If your apostrophe keeps dropping too low, pause for a beat and add it last. Write cant, then add the mark to make can’t. This tiny delay often improves legibility.

Apostrophes In Names, Plurals, And Special Cases

Some apostrophes show up in places people don’t expect. These cases can change how the mark looks, since the character may be chosen for language reasons, not just typography style.

Family Names And Place Names

Names like O’Neill and D’Angelo use apostrophes as part of the spelling. Many style guides prefer the curly apostrophe in published text. In databases, forms, and IDs, you may see the straight mark instead.

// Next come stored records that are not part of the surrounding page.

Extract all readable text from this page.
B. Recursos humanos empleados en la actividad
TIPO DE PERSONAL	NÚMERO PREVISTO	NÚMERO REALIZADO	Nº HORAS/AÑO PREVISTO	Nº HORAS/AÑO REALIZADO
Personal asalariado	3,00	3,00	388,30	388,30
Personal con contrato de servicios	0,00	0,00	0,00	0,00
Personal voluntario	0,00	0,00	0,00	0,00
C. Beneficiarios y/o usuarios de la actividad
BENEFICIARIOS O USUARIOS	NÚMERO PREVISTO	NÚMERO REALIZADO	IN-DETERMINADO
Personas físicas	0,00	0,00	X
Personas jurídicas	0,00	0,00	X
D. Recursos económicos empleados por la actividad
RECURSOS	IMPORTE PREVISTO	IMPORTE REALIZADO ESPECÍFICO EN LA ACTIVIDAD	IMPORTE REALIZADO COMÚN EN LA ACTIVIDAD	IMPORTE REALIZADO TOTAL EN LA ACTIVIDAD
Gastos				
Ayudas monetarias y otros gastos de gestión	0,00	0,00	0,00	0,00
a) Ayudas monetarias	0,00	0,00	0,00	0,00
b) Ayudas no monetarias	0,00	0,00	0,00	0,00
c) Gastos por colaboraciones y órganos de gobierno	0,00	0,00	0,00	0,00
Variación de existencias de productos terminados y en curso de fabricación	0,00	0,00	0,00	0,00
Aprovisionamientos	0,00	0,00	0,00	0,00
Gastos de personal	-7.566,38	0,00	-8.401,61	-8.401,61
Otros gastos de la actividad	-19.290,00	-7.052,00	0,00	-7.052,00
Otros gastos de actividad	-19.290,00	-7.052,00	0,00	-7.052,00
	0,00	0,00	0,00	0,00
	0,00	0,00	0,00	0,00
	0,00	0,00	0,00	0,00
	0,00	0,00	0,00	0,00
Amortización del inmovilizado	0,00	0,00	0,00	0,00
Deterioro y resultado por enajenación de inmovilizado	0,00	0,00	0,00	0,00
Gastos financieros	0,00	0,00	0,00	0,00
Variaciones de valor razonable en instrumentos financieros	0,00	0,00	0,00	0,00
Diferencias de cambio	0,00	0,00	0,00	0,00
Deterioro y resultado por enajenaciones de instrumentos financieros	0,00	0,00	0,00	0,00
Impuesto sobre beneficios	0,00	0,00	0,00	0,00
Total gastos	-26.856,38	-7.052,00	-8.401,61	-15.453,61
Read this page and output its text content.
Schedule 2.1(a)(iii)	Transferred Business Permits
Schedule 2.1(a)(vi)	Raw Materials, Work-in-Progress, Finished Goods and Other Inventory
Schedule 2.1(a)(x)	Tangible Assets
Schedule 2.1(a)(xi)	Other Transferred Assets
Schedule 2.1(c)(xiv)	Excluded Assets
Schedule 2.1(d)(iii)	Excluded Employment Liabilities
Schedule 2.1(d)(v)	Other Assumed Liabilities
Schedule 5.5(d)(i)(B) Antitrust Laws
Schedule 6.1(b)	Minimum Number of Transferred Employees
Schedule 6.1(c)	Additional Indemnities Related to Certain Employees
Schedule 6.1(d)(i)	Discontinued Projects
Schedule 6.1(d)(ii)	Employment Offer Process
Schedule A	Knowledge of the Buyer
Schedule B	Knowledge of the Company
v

Plural Letters And Short Forms

You may see apostrophes used to form plurals of single letters (mind your p’s and q’s) or to avoid confusion (two A’s). Style choices vary by publisher. In these spots, the apostrophe still sits high and leans like ’ or ‘.

Decades And Abbreviated Years

When a decade is written with dropped digits, the mark sits right before the year: ’90s. If it appears after the s (90’s), readers may assume possession. Many teachers flag that as an error because the apostrophe changes the meaning.

Proofreading Tricks When The Mark Is Tiny

Apostrophes are small, so your eyes can skip them. These checks help you catch wrong characters and wrong placement without turning proofreading into a slog.

  1. Zoom in. Many look-alikes reveal themselves at 150% or 200%.
  2. Search for accents. In many editors, you can find ` or ´ quickly.
  3. Scan contractions. Missing apostrophes in can’t, don’t, and it’s often jump out once you search for nt, dont, and its.
  4. Check plurals. If you see apple’s or CD’s, ask whether the word owns something. If not, remove the mark.
  5. Check spacing. A space before or after the mark can make a normal apostrophe look odd: can ’ t.

Fixing Wrong Apostrophes Without Breaking Formatting

Replacing punctuation can be tricky when you move text between apps. A steady method is to pick one style and stick to it within the same piece.

For school assignments and most blog posts, curly apostrophes look polished. For code snippets and file paths, straight marks avoid odd rendering in monospace fonts. Pick what fits the content type, then do a final pass before publishing.

Problem What You See Fix
Backtick typed by mistake don`t Replace ` with ’ or ‘ based on your style
Acute accent pasted in l´amour Replace ´ with the apostrophe your editor uses
Prime used as apostrophe teacher′s Swap ′ for ’ so it matches text punctuation
Straight mark in body text Rita’s Turn on smart punctuation, or replace with ’
Curly marks in code let’s Use straight ‘ so code parsers don’t choke
Extra apostrophe in plural apple’s Delete the apostrophe: apples
Missing apostrophe in contraction cant Add the apostrophe: can’t
Spacing around the mark can ’ t Remove spaces so the word is tight: can’t

Quick Recap On Apostrophe Shapes

If you’re still asking what do apostrophes look like?, look for a small mark up high, often leaning right. In styled writing it’s usually ’, and in plain text it’s often ‘.

When a mark feels “off,” check whether it’s actually a prime (′), an accent (´ or `), or a spacing glitch. A quick zoom and a search for stray characters can clean things up fast.

One last reminder in plain text: what do apostrophes look like? They look like a comma floating above the letters most times.